The German Film Board will release final figures in early February, which are expected to add a further $50 million to the total, making 2011 the best-year ever for German cinemas. Though the industry here had hoped for more – namely to crack the €1 billion ($1 billion) for the first time ever.
Admissions were also up slightly, at 120 million according to Rentrack’s preliminary numbers, 1.6 percent above a weak 2010 when cinema owners saw their theaters empty during the soccer World Cup. With both the London Olympics and the European Soccer Championships scheduled for this summer, distributors will have a hard time matching, much less beating that target in 2012.

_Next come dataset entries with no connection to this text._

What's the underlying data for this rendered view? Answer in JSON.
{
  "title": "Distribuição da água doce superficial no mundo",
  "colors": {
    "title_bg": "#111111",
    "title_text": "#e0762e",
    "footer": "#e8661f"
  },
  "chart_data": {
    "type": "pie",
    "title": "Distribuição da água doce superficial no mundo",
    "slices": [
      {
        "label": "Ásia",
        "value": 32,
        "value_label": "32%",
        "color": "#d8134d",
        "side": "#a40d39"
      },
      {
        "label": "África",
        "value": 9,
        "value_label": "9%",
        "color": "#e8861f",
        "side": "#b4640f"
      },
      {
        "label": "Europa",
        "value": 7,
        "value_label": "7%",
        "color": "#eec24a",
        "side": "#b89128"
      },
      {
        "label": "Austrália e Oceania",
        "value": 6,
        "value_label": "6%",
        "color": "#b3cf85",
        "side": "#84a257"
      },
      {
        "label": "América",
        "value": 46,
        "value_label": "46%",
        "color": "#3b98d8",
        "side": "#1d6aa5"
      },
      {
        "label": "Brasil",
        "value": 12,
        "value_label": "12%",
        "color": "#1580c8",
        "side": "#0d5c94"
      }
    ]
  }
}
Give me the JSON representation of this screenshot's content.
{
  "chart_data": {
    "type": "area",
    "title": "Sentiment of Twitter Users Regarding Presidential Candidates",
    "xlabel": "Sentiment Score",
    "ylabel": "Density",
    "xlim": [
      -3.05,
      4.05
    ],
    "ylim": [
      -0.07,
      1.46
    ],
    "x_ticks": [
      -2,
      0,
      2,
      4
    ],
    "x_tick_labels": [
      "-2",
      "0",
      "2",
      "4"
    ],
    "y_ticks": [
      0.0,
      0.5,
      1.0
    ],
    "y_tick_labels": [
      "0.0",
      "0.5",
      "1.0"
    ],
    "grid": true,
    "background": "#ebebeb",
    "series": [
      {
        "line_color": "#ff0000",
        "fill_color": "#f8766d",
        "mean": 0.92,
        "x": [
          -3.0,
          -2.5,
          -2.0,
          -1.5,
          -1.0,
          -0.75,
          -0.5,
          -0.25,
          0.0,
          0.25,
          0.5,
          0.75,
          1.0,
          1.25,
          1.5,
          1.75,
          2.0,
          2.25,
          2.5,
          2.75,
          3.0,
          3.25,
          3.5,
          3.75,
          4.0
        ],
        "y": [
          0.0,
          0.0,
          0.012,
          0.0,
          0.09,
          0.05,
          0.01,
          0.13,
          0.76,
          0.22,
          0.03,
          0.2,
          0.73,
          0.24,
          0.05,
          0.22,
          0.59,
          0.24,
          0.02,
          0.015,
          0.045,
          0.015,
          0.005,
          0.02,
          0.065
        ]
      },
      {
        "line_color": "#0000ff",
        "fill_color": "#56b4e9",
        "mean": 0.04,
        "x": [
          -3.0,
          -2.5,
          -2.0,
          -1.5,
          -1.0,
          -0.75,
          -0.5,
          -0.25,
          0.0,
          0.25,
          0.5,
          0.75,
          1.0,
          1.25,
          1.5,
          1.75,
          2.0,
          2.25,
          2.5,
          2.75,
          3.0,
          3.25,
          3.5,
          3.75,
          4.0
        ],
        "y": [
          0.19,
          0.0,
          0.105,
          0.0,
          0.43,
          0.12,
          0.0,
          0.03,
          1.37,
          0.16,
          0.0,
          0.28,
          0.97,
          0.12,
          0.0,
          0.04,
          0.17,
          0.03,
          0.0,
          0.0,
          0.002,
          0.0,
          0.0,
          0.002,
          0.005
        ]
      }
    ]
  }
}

Warner Bros. took the German box office crown for the third year running, helped by the final Harry Potter, which led the charts with a $75 million take. Warner also released the top German film of the year, Til Schweiger‘s rom-com Kokowaah, which earned $40 million and was the third-most successful film in the territory.
On the independent front, Concorde Film defended its position as the country’s leading indie distributor, thanks to The Twilight Saga: Breaking Dawn Part 1, which tallied up $31 million in Germany. Concorde also had a series of smaller successes with its art house slate, which included local comedy sleeper Almanya ($12 million take) and Woody Allen’s Midnight in Paris ($6.6 million). But Senator Films had the number one art house title of the year with Oscar-winner The King’s Speech, which earned nearly $22 million in Germany.
German comedies scored big in 2011. In addition to Kokowaah and Almanya, German laffers What A Man ($16 million) and Men in the City 2 ($12.3 million) were huge hits. Wim Wenders‘ 3D dance film Pina, Germany’s candidate for the foreign language Oscars and a documentary Oscar candidate was a surprise hit, grossing $5.6 million in Germany. And there were several strong English-language German co-productions, including The Three Musketeers ($15 million) and Carnage ($5.4 million).
All told, German films’ share of the total box office jumped to 18.4 percent last year and local productions accounted for 20 percent share of all tickets sold.